How do you source your data in pre-production envi...
# data-platform-design
c
How do you source your data in pre-production environments? For faster development and increased security we want to have a fully separate pre-production cloud environment. Ideally, it would have an exact copy of the data present in our production warehouse or lake. Problem is that this poses a security risk and is not cost effective. How are you dealing with this issue? Do you have an anonymization pipeline from prod into staging? Do you generate fakes? It seems complicated for us since our dbt project is very large and some raw sources can’t be easily reproduced.
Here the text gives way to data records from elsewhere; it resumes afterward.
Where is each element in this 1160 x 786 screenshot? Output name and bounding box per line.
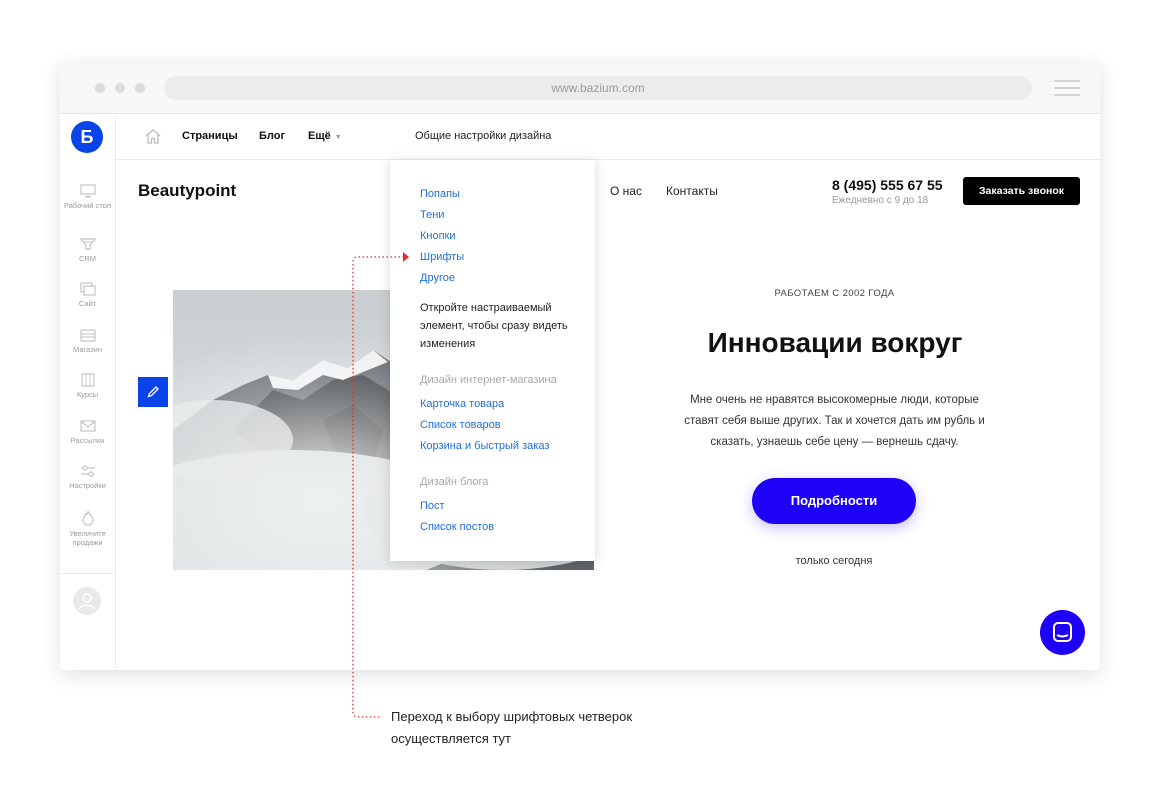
site-icon [79, 282, 96, 296]
site-hours: Ежедневно с 9 до 18 [832, 195, 929, 206]
order-call-button[interactable]: Заказать звонок [963, 177, 1080, 205]
shop-icon [79, 329, 96, 342]
funnel-icon [79, 238, 96, 250]
window-dot[interactable] [135, 83, 145, 93]
hero-title: Инновации вокруг [707, 327, 963, 358]
sidebar-item-label: Рассылки [70, 436, 105, 445]
site-brand[interactable]: Beautypoint [138, 181, 236, 201]
sliders-icon [80, 465, 95, 477]
sidebar-item-label: Рабочий стол [63, 201, 112, 210]
pencil-icon [147, 386, 159, 398]
menu-item-post-list[interactable]: Список постов [420, 521, 494, 534]
hero-eyebrow: РАБОТАЕМ С 2002 ГОДА [774, 288, 895, 299]
menu-item-fonts[interactable]: Шрифты [420, 251, 464, 264]
hero-paragraph: Мне очень не нравятся высокомерные люди,… [684, 394, 985, 448]
app-toolbar: Страницы Блог Ещё ▼ Общие настройки дизай… [116, 114, 1100, 160]
menu-item-popups[interactable]: Попапы [420, 188, 460, 201]
menu-item-other[interactable]: Другое [420, 272, 455, 285]
browser-chrome: www.bazium.com [60, 63, 1100, 114]
mail-icon [79, 420, 96, 432]
sidebar-item-courses[interactable]: Курсы [60, 373, 115, 399]
menu-item-product-list[interactable]: Список товаров [420, 419, 501, 432]
annotation-line-1: Переход к выбору шрифтовых четверок [391, 709, 633, 724]
menu-item-post[interactable]: Пост [420, 500, 445, 513]
sidebar-item-label: Сайт [78, 299, 97, 308]
monitor-icon [79, 184, 96, 198]
nav-link-about[interactable]: О нас [610, 184, 642, 198]
chevron-down-icon: ▼ [334, 134, 342, 141]
sidebar-item-settings[interactable]: Настройки [60, 464, 115, 490]
avatar[interactable] [73, 587, 101, 615]
sidebar-item-boost-sales[interactable]: Увеличите продажи [60, 510, 115, 547]
edit-block-button[interactable] [138, 377, 168, 407]
chat-widget-button[interactable] [1040, 610, 1085, 655]
menu-item-product-card[interactable]: Карточка товара [420, 398, 504, 411]
address-bar[interactable]: www.bazium.com [164, 76, 1032, 100]
annotation-note: Переход к выбору шрифтовых четверок осущ… [391, 706, 632, 750]
sidebar-item-crm[interactable]: CRM [60, 237, 115, 263]
chat-icon [1053, 622, 1072, 642]
sidebar-item-label: Увеличите продажи [69, 529, 106, 547]
sidebar-item-mailings[interactable]: Рассылки [60, 419, 115, 445]
home-icon[interactable] [145, 129, 161, 144]
annotation-line-2: осуществляется тут [391, 731, 512, 746]
courses-icon [80, 373, 95, 387]
browser-menu-icon[interactable] [1054, 80, 1080, 101]
sidebar-item-label: CRM [78, 254, 97, 263]
shop-design-heading: Дизайн интернет-магазина [420, 374, 557, 386]
nav-link-contacts[interactable]: Контакты [666, 184, 718, 198]
menu-item-shadows[interactable]: Тени [420, 209, 444, 222]
toolbar-blog[interactable]: Блог [259, 130, 285, 142]
menu-item-cart[interactable]: Корзина и быстрый заказ [420, 440, 549, 453]
sidebar-item-label: Курсы [76, 390, 99, 399]
site-phone[interactable]: 8 (495) 555 67 55 [832, 177, 943, 193]
app-logo[interactable]: Б [71, 121, 103, 153]
browser-window: www.bazium.com Б Рабочий стол CRM Сайт М… [60, 63, 1100, 670]
user-icon [78, 593, 96, 610]
fire-icon [81, 510, 94, 526]
toolbar-more[interactable]: Ещё ▼ [308, 130, 342, 144]
sidebar-item-label: Магазин [73, 345, 102, 354]
details-button[interactable]: Подробности [752, 478, 916, 524]
design-settings-dropdown: Попапы Тени Кнопки Шрифты Другое Откройт… [390, 160, 595, 561]
toolbar-pages[interactable]: Страницы [182, 130, 238, 142]
app-sidebar: Б Рабочий стол CRM Сайт Магазин Курсы Ра… [60, 114, 116, 670]
window-dot[interactable] [95, 83, 105, 93]
cta-subtext: только сегодня [795, 555, 873, 567]
dropdown-hint: Откройте настраиваемый элемент, чтобы ср… [420, 302, 568, 350]
sidebar-divider [60, 573, 115, 574]
sidebar-item-shop[interactable]: Магазин [60, 328, 115, 354]
sidebar-item-site[interactable]: Сайт [60, 282, 115, 308]
menu-item-buttons[interactable]: Кнопки [420, 230, 456, 243]
window-dot[interactable] [115, 83, 125, 93]
sidebar-item-label: Настройки [69, 481, 106, 490]
blog-design-heading: Дизайн блога [420, 476, 489, 488]
sidebar-item-desktop[interactable]: Рабочий стол [60, 184, 115, 210]
toolbar-design-settings[interactable]: Общие настройки дизайна [415, 130, 551, 142]
toolbar-more-label: Ещё [308, 130, 331, 142]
Especially SaaS sources that rarely have a non-prod equivalent as compared to an operational database which lives by default in pre-production.
y
one way we recommend and we also use internally is for snowflake users, to leverage snowflake clone: https://docs.dagster.io/guides/dagster/branch_deployments — on a pr/branch creation, you can kick off a snowflake schema clone which gets you the up-to-date source data without polluting the prod data. here’s the open source version of it: https://docs.dagster.io/guides/dagster/transitioning-data-pipelines-from-development-to-production
c
Thanks for sharing, I like the idea. It wouldn't work if I'm running my code in a different account with no access to production data but definitely a nice trick if that not the case.
c
+1 for snowflake clones. I've also used Faker with factory_boy to populate source tables in automated tests to allow for testing transformation logic and pipeline integration.